You can also stay at Hollywood-on-the-Amazon, an incredibly well-manicured mirage of a resort that Varig Airline has just opened on the bank of the river outside Manaus, Brazil, or sip superb German-style beer served by descendants of the Incas in a La Paz beerstube.

But even though South American has the regulation casinos, nightclubs and posh resorts, they're not around in quantity, nor are they the "main dishes." With few exceptions, the grand hotels are not all the grand, and the lesser ones - especially in small towns -can be like '40s motor courts, or worse.

And there are political flareups and tensions from time to time. Arriving in Lima, I ran straight into an 8:30 p.m. curfew (it's now 1 a.m.) and a shift in currency exchange rates that, had I bought Peruvian soles before arriving, would have had me losing a bundle. Some South American currency rates are tricky to learn about ahead of time, the water is suspect in most parts of the continent, and you do need to check with your doctor about local diseases and precautions if necessary.

In sum, South American countries are not the best bet for the city-oriented luxury and entertainment seeker, and Mexico can surpass them by virtue of proximity and similar color. But they are pretty close to heaven for the nature-and-old-ruins lover, whitewater river rafters, fishing fans, campers, hikers, unfussy adventurers and the culturally curious. If you like the offbeat, you can almost bank on being dealt the equivalent of a royal flush.
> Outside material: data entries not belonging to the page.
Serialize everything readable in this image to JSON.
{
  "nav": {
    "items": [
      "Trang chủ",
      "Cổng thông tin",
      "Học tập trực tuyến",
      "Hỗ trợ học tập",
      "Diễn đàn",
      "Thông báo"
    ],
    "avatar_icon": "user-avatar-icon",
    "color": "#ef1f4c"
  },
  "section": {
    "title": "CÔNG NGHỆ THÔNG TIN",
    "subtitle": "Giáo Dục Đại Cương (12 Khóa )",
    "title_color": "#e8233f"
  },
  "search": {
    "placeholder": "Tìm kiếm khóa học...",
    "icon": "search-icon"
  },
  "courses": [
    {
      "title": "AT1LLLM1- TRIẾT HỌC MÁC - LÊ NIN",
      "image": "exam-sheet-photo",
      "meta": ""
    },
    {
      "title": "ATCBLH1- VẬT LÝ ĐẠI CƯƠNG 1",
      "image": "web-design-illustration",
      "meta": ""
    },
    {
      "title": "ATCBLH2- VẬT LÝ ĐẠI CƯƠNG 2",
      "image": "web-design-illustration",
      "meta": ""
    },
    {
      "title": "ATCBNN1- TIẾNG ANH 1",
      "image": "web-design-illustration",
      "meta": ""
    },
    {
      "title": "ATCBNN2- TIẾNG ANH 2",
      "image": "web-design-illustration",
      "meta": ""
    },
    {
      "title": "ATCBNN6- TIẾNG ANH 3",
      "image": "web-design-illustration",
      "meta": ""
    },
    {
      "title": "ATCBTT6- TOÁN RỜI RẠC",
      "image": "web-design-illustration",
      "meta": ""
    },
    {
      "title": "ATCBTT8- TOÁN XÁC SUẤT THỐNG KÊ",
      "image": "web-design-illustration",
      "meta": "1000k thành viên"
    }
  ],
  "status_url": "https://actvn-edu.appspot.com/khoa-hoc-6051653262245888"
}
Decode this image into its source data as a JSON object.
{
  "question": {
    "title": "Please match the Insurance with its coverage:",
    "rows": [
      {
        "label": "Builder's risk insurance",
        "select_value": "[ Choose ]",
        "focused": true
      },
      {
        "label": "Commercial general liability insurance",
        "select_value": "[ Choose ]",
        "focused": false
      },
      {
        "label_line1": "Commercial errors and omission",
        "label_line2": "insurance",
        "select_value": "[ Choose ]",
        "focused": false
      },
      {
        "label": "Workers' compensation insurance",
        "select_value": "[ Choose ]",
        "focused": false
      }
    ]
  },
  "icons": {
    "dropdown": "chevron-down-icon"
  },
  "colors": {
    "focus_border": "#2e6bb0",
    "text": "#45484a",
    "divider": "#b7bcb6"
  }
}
In Belem, Brazil, for instance, there's a zoo of sorts where I watched a barefoot man using his feet to prod crocodiles out of his way so that he could clean their pond. Strangely enough, he still had all his toes. In the Venezuelan jungle, I met a red-haired Oklahoma prospector who casually undid a leather pouch and rolled his latest "haul" of rough diamonds across the table for me to examine.

In a Colobian river town, I sat with three other travelers drinking rum in a dirt-floored bar and wondering, vaguely, why a live pig was tied to the table leg. This trip I turned the corner on a cobblestone street in the Peruvian mountain town of Cuzco and found myself face-to-face with a living, breathing llama.

Perhaps the biggest thing to be aware of is bigness. You can't adequately see South America as many people "see" Europe, all in one gulp. The distances are vastly greater. Brazil alone is almost as large as the United States, and it takes 19 hours just to go from Brasilia to Rio by bus. Even traveling all by air, one South American country can fully occupy anyone with only three weeks or less. And you'd still need the fingers of both hands to count what you'd missed.

The beauty part of many people, though, is that when you go to South America, you go away and you get away.For the moment, anyhow, you can go a long, long while without spotting either a U.S. style chain motel or a Southern colonel's chicken shop, much less one of what's-his name's hamburger palaces.